Le drapeau tricolore, l’hymne « La Marseillaise » (composé en 1792, mais qui ne deviendrait l’hymne officiel que bien plus tard, en 1879) et la devise « Liberté, Égalité, Fraternité » — aujourd’hui affichée jusque sur les bâtiments publics français — viennent aussi directement de cette période. Et le 14 juillet, bien sûr, est le souvenir annuel de la Prise de la Bastille, célébré par un défilé militaire sur les Champs-Élysées encore aujourd’hui.

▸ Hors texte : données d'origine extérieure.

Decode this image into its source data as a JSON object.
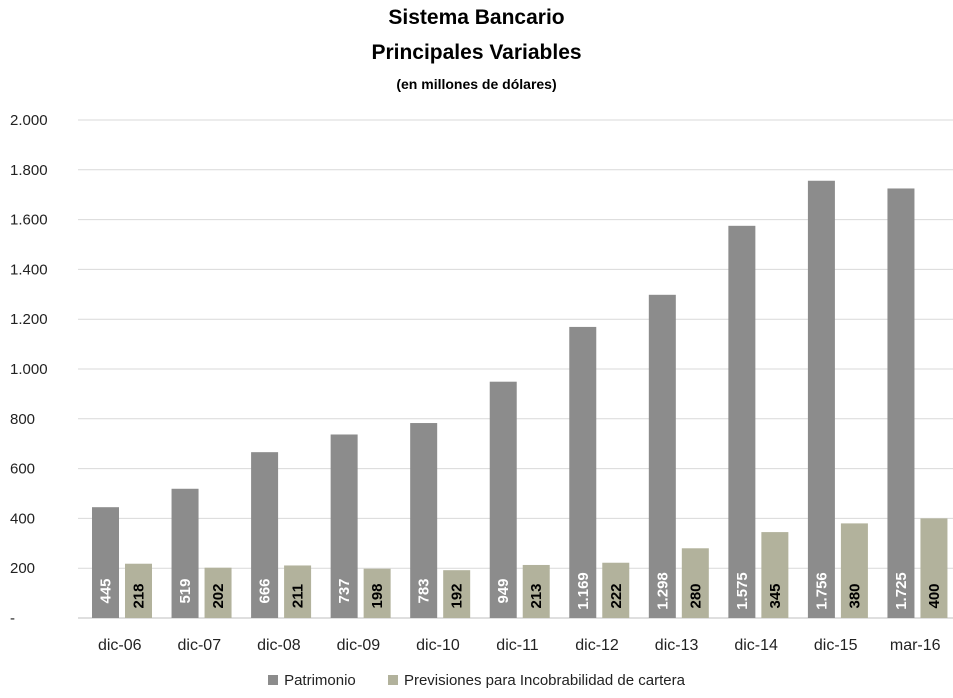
{
  "chart_data": {
    "type": "bar",
    "title": "Sistema Bancario",
    "subtitle": "Principales Variables",
    "units": "(en millones de dólares)",
    "categories": [
      "dic-06",
      "dic-07",
      "dic-08",
      "dic-09",
      "dic-10",
      "dic-11",
      "dic-12",
      "dic-13",
      "dic-14",
      "dic-15",
      "mar-16"
    ],
    "series": [
      {
        "name": "Patrimonio",
        "color": "#8c8c8c",
        "values": [
          445,
          519,
          666,
          737,
          783,
          949,
          1169,
          1298,
          1575,
          1756,
          1725
        ],
        "labels": [
          "445",
          "519",
          "666",
          "737",
          "783",
          "949",
          "1.169",
          "1.298",
          "1.575",
          "1.756",
          "1.725"
        ],
        "label_color": "#ffffff"
      },
      {
        "name": "Previsiones para Incobrabilidad de cartera",
        "color": "#b2b29c",
        "values": [
          218,
          202,
          211,
          198,
          192,
          213,
          222,
          280,
          345,
          380,
          400
        ],
        "labels": [
          "218",
          "202",
          "211",
          "198",
          "192",
          "213",
          "222",
          "280",
          "345",
          "380",
          "400"
        ],
        "label_color": "#000000"
      }
    ],
    "ylim": [
      0,
      2000
    ],
    "yticks": [
      0,
      200,
      400,
      600,
      800,
      1000,
      1200,
      1400,
      1600,
      1800,
      2000
    ],
    "ytick_labels": [
      "-",
      "200",
      "400",
      "600",
      "800",
      "1.000",
      "1.200",
      "1.400",
      "1.600",
      "1.800",
      "2.000"
    ],
    "grid": true,
    "legend_position": "bottom"
  }
}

Un conseil pratique : les trois arrêts sont relativement proches et peuvent être faits le même jour, en métro ou à pied, avec la Conciergerie comme point final — c’est la seule des trois qui possède encore une structure physique d’origine à visiter à l’intérieur. Si votre voyage tombe près du 14 juillet, il vaut la peine de réserver une matinée pour le défilé militaire sur les Champs-Élysées, la célébration la plus visible de la fête nationale dans toute la France.
Se promener aujourd’hui sur ces trois points — la Place de la Bastille, la Place de la Concorde et la Conciergerie — c’est parcourir un itinéraire que la ville a reconstruit plusieurs fois sur elle-même. Rien de ce que l’on y voit debout n’est exactement ce qui existait en 1789 ou 1793, mais le sol est le même, et cela pèse d’une manière qu’aucune reconstruction ne pourrait effacer.